Russian oil companies Lukoil, Gazprom Neft and Tatneft have asked the government for a reduction of export duties on base oils to 20% of the oil duty in a letter to Prime Minister Dmitry Medvedev, Itar-Tass reported on February 6.
The letter says the reduction should help recover investments in new oil refining projects and establish high-tech production of group 2 and group 3 oils in Russia.
The companies believe October 2011 equalization of export duties on dirty and clean petroleum products to 66% of the oil duty is the main obstacle for base oil production development. Base oils are now levied at the same rate as dirty petroleum products. The rate in February is $254.9 per ton, or 66% of the oil duty ($386.3 per ton). From 2015 duty on dirty petroleum products is to rise to 100% of the crude oil export duty.
The decision was aimed at speeding up the modernization of Russian oil refineries in order to increase production of high-quality low value-added petroleum products (fuel oil and vacuum gas oil).

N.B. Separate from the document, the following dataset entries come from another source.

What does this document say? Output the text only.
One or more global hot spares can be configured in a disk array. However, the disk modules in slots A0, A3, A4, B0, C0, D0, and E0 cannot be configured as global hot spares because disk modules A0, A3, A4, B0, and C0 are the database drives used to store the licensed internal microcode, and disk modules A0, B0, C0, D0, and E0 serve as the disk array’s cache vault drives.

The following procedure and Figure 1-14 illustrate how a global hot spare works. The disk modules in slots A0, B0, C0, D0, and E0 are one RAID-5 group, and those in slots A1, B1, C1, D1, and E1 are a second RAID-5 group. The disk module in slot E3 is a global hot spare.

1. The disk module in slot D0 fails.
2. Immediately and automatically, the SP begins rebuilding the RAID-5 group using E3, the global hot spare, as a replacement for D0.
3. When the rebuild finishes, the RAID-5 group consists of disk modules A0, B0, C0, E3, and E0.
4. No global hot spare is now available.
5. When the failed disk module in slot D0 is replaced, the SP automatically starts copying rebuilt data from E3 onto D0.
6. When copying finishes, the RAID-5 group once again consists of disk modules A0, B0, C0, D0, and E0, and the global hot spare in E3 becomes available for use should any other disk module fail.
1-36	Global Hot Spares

This, however, classified oils and lubricants as dirty petroleum products which output is to be decreased, though their production complexity is comparable to that of motor fuel, says the letter.

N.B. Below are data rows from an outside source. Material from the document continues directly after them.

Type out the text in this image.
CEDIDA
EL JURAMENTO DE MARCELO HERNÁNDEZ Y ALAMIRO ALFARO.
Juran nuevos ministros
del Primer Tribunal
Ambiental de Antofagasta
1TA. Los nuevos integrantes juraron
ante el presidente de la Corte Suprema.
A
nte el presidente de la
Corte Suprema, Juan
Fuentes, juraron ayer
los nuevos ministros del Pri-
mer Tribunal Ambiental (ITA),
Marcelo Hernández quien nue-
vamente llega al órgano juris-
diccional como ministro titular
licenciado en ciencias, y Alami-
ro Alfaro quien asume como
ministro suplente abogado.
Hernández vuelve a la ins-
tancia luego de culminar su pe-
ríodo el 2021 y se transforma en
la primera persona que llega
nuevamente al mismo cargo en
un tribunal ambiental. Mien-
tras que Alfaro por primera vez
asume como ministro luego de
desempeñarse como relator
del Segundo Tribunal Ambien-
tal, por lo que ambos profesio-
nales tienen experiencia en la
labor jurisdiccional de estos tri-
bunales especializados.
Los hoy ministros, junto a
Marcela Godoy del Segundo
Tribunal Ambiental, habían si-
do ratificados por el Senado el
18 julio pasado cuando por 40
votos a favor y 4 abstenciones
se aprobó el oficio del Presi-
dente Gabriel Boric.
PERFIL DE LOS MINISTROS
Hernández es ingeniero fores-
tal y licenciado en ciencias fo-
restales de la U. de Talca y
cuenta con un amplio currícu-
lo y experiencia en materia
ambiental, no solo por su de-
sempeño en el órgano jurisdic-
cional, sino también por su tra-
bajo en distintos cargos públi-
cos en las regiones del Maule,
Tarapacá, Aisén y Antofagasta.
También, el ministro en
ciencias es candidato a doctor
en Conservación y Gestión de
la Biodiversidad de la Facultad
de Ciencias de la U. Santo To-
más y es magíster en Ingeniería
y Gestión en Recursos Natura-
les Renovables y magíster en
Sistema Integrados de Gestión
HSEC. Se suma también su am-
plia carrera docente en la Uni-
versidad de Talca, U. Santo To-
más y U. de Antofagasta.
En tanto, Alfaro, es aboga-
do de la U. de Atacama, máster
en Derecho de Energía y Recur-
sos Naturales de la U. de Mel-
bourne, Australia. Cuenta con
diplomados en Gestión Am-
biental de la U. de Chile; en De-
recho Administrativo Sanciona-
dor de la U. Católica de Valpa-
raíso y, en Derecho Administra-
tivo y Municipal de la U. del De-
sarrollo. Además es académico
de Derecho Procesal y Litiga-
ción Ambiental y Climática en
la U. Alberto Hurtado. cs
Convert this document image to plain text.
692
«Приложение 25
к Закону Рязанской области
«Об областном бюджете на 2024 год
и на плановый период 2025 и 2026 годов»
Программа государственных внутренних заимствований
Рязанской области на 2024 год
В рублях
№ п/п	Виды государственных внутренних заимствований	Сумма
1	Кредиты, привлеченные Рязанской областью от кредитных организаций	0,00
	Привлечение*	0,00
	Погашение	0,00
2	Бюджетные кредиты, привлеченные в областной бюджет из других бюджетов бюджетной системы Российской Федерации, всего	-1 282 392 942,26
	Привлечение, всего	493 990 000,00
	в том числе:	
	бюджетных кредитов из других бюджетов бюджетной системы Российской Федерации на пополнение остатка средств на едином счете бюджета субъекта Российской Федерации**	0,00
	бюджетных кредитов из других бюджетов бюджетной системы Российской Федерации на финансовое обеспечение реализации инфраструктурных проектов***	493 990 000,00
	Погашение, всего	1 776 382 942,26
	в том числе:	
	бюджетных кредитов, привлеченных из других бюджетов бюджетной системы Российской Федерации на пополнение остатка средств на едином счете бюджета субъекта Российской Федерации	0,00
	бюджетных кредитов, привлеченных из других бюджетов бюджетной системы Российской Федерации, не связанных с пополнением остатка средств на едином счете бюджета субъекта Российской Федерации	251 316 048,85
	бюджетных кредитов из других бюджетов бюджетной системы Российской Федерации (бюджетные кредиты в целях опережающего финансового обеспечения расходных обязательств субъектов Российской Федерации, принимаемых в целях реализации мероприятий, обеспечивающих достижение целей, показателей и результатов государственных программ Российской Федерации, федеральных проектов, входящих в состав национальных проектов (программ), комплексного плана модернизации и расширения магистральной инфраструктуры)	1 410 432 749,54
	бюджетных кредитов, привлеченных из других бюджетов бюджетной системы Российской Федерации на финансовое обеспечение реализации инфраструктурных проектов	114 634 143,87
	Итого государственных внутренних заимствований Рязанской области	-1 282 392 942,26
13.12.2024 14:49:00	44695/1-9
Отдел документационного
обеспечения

“Increased export duties on oils negatively affect the efficiency of production and investments. For instance, production of group 1 base oils is already at the break-even point,” the companies say. Meanwhile, investments in group 2 and group 3 base oil production facilities yield no return at all, so all new projects in this field are now frozen or cancelled. With the current customs policy Russia will fail to overcome dependence on group 2-3 imports, the companies believe.